The EKBLOM-BAK test
is a simple non-maximal cycle ergometer test for estimation of cardiorespiratory fitness (VO2max). It is low risk, easily administrated and requires neither advanced laboratory equipment nor expertise knowledge in work physiology. The test is suitable in situations when a maximal test is not feasible, for example in health evaluations. The test is described in detail on www.gih.se/ekblombaktest, where an excel application is also available for prediction by the Ekblom-Bak method.
Professor Åstrand submaximal cycle test
The Åstrand Test, a cycle test devised by professor Per-Olof Åstrand, a pioneer in modern exercise physiology at the Swedish School of Sport and Health Sciences (GIH) in Stockholm. The objective of the 6-minute submaximal cycle test is to monitor the VO2 max, which is beneficial for athletes as well as for medical rehabilitation as patients do not need to perform at maximum capacity.
Based around the same principle and with modern technology, Monark Exercise is one of the leading manufacturers of ergometers for testing and training.

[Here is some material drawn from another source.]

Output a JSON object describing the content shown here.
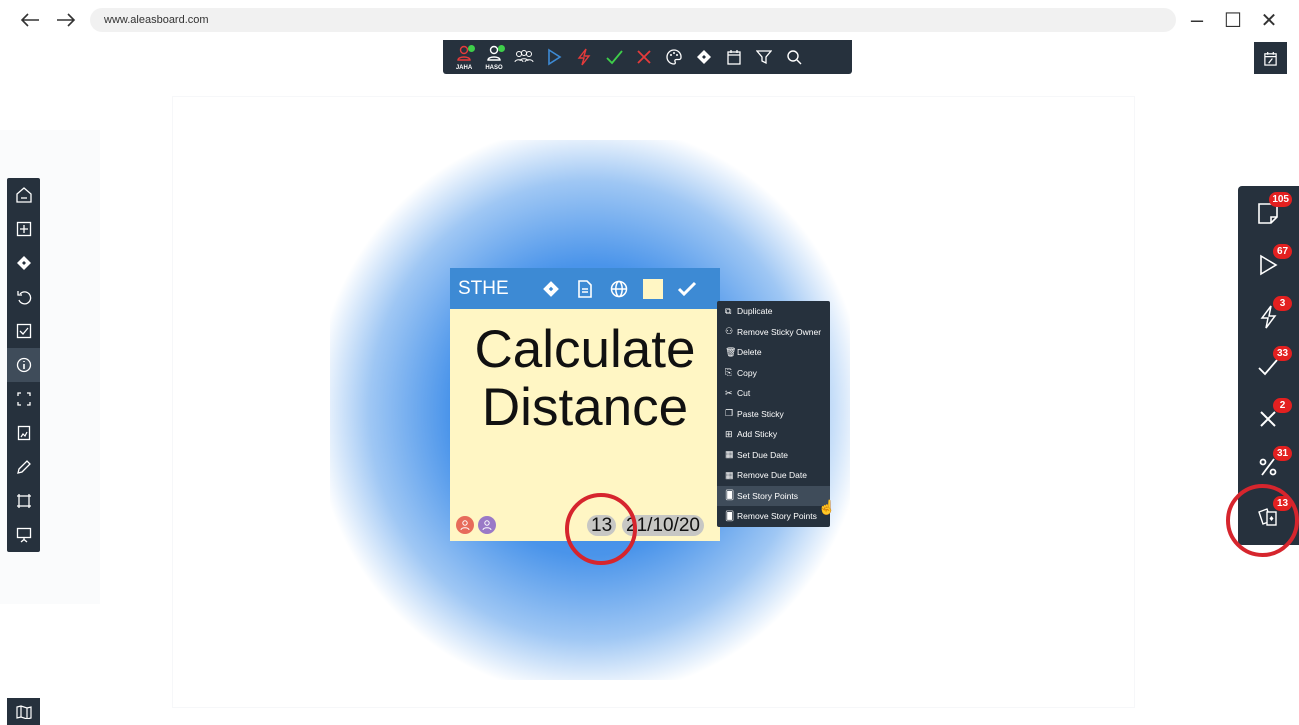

The bikes can handle extreme loads and are the obvious choice amongst athletes with tough demands on their training and for researchers in sports medicine. For medical use, the product range is especially beneficial as it can be controlled by different ECG systems.
Astrand-Rhyming Cycle Ergometer Test
The Astrand Test is a submaximal cycle ergometer aerobic fitness test best suited in rehabilitation and health purposes.
- equipment required: cycle ergometer, clock or stopwatch, heart rate monitor, ECG monitor (optional)
- description: Athletes pedal on a cycle ergometer at a constant workload for 7 minutes. Heart rate is measured every minute, and the steady state heart rate is determined.
- scoring: Generally the lower the heart beat the better your fitness. The steady state heart rate is looked up on published tablesto determine an estimation of VO2max.
- advantages: simple test to administer, reasonably accurate and appropriate for ECG monitoring during exercise.
The Wingate Anaerobic test is arguably one of the most famous laboratory fitness tests. It is commonly performed on a cycle ergometer, and is primarily used to measure an individual’s anaerobic capacity and anaerobic power outputs. In its simplest form, this test can be conducted using only a Monark cycle ergometer and a stopwatch. As this test only requires the participant to cycle at maximal effort for 30-seconds, its simplicity and time-effectiveness means it is an extremely popular testing protocol. Though this test is predominantly performed on a cycle ergometer, it can also be performed on an arm crank ergometer.
Originally based on the Cumming’s test, this test was developed at the Wingate Institute in Israel during the early 1970s. Since then, it has undergone modifications, and has also been used as a basis to design newer tests of a similar nature.
The Wingate test is capable of identifying two primary measures: anaerobic capacity; and anaerobic power outputs. These values are vital factors in sports which demand short-duration maximal efforts. As a result, this particular test may be a useful assessment tool for athletes who compete in sports of a similar nature.